Nem passou despercebido em Israel que o Sr. Nides ligou para o Sr. Netanyahu para parabenizá-lo minutos depois de sua vitória eleitoral em novembro.

Nos bastidores, Nides costuma falar com autoridades palestinas e defendeu alguns interesses palestinos. Autoridades israelenses dizem que sua persistência foi crucial para a recente abertura quase em tempo integral da Ponte Allenby, uma passagem importante da Cisjordânia para a Jordânia que por muito tempo funcionou apenas de forma limitada, para grande frustração dos palestinos. Sr. Nides visitou a travessia à meia-noite em novembro para destacar o valor de estender suas horas.

Nascido em Duluth, Minnesota, o Sr. Nides cresceu em uma família judaica secular e liberal. Seu pai, Arnold Nides, era o presidente do Templo de Israel e da Federação Judaica de Duluth.

Thomas Nides teve seu início político como estudante universitário, estagiando para o vice-presidente Walter Mondale e trabalhando como assessor sênior no Capitólio e como chefe de gabinete do representante comercial do presidente Bill Clinton nos Estados Unidos, Mickey Kantor.

Ele mudou-se para uma carreira bancária de investimento, tornando-se um executivo sênior do Morgan Stanley antes de retornar ao governo durante o governo Obama como vice-secretário de estado para administração, um dos principais cargos do departamento, sob a secretária de Estado Hillary Clinton. Nides era um possível chefe de gabinete de Clinton se ela tivesse vencido a eleição presidencial de 2016. Quando isso não aconteceu, ele voltou para o Morgan Stanley como diretor administrativo e vice-presidente.

Sua esposa, Virginia Moseley, é executiva editorial sênior da CNN.

Em uma tentativa de se retratar como um enviado enérgico, Nides regularmente publica vídeos realistas, muitas vezes bem-humorados – e ocasionalmente desajeitados – de suas reuniões e atividades em Israel.

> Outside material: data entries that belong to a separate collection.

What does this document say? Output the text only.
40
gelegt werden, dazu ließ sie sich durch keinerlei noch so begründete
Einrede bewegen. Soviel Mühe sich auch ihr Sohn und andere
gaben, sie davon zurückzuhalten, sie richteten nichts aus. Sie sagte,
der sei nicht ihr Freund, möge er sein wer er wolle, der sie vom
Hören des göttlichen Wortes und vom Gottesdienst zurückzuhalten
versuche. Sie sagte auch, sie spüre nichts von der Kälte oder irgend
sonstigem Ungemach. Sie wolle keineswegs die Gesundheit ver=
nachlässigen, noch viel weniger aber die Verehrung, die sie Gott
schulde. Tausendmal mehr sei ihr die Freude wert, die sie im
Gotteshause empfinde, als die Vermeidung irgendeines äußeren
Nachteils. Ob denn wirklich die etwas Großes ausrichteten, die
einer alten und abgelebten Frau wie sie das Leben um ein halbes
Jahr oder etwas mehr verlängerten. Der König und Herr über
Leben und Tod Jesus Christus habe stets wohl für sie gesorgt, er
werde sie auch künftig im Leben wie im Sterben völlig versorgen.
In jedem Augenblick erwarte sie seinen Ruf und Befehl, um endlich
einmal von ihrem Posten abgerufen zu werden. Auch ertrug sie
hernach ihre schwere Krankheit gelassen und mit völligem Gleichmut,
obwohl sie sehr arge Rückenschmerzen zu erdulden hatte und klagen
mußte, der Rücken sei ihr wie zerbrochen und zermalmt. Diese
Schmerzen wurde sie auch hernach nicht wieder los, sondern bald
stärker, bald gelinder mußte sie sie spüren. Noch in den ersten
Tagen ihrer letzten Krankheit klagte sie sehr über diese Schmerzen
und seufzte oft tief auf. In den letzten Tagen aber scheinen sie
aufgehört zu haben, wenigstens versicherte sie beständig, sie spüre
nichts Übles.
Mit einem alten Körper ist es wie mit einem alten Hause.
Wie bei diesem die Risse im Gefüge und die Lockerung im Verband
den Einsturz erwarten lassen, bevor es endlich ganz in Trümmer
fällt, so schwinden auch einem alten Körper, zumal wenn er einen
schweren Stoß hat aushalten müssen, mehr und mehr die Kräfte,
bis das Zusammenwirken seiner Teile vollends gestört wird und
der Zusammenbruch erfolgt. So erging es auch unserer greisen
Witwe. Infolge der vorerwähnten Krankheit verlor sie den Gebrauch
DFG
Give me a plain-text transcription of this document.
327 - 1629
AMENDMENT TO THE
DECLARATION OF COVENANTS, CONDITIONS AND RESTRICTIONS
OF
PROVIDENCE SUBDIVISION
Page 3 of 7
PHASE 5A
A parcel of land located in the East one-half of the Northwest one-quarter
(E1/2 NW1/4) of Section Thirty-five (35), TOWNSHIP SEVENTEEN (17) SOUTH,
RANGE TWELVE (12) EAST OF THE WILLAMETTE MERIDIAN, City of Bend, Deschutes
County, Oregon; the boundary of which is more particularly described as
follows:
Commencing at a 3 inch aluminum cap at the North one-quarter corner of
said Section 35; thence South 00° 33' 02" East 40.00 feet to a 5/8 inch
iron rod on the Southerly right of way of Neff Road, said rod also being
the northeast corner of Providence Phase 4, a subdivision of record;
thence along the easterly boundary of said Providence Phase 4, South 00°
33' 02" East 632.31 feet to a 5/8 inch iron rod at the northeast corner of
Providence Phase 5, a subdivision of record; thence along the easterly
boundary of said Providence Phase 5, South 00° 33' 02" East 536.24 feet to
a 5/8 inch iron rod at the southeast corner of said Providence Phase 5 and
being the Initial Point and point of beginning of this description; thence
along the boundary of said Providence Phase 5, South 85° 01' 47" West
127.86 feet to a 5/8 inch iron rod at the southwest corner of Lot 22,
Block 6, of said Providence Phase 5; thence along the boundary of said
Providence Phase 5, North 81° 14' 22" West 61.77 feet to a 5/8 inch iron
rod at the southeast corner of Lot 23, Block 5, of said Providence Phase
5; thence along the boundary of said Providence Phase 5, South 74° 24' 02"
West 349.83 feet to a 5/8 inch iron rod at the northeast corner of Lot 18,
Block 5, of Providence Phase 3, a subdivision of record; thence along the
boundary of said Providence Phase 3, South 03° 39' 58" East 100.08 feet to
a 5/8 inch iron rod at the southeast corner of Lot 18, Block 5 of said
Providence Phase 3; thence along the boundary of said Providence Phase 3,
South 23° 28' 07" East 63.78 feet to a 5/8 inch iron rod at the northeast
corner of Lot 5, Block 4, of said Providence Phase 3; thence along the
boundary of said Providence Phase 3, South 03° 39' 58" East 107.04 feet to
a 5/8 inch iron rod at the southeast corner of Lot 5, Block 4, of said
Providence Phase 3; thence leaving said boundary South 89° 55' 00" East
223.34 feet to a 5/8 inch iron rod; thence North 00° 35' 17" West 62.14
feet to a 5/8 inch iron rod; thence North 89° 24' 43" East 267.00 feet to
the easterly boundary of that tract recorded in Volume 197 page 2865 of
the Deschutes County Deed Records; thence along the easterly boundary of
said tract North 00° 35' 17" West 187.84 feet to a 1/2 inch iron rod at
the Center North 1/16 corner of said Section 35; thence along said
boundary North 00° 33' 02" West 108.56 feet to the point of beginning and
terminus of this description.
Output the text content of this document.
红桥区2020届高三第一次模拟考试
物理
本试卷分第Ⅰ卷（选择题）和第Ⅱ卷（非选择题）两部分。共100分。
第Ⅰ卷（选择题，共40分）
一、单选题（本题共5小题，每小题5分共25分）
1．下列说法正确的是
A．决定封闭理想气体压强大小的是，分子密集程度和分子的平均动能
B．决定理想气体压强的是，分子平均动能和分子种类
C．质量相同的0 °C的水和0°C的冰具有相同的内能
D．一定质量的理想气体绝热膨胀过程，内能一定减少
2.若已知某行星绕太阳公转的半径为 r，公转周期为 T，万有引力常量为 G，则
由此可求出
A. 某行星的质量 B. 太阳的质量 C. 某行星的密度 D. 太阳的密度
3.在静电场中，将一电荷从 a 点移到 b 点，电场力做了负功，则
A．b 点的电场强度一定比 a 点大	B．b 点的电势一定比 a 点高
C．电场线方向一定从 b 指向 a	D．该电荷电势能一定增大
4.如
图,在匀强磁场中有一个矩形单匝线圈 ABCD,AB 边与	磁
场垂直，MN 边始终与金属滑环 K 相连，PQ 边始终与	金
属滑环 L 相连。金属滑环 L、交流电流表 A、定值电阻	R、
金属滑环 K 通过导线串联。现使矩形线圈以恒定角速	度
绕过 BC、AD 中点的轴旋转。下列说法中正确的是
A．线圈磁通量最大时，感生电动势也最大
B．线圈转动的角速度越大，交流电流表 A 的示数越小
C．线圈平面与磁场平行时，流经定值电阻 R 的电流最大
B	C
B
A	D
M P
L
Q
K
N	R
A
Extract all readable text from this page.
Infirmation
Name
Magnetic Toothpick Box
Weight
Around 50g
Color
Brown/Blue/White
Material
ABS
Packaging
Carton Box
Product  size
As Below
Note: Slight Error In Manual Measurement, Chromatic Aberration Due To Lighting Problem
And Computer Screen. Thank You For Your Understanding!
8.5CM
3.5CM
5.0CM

Em particular, ele se tornou conhecido por sua mensagem semanal na véspera do sábado judaico, quando deseja aos seguidores um “Shabat Shalom”. Em um vídeo, ele é encontrado cozinhando biscoitos para Purim, um feriado judaico. Em outro, ele é lançando uma bola de beisebol.

Na última sexta-feira, ele marcou a estreia em Israel de uma familiar rede de lojas de conveniência americana com um tweet proclamando: “Oh, graças a Deus por 7-11” e um vídeo que o acompanha em que ele bebeu alegremente um Slurpee.

Patrick Kingsley contribuiu com relatórios de Jerusalém.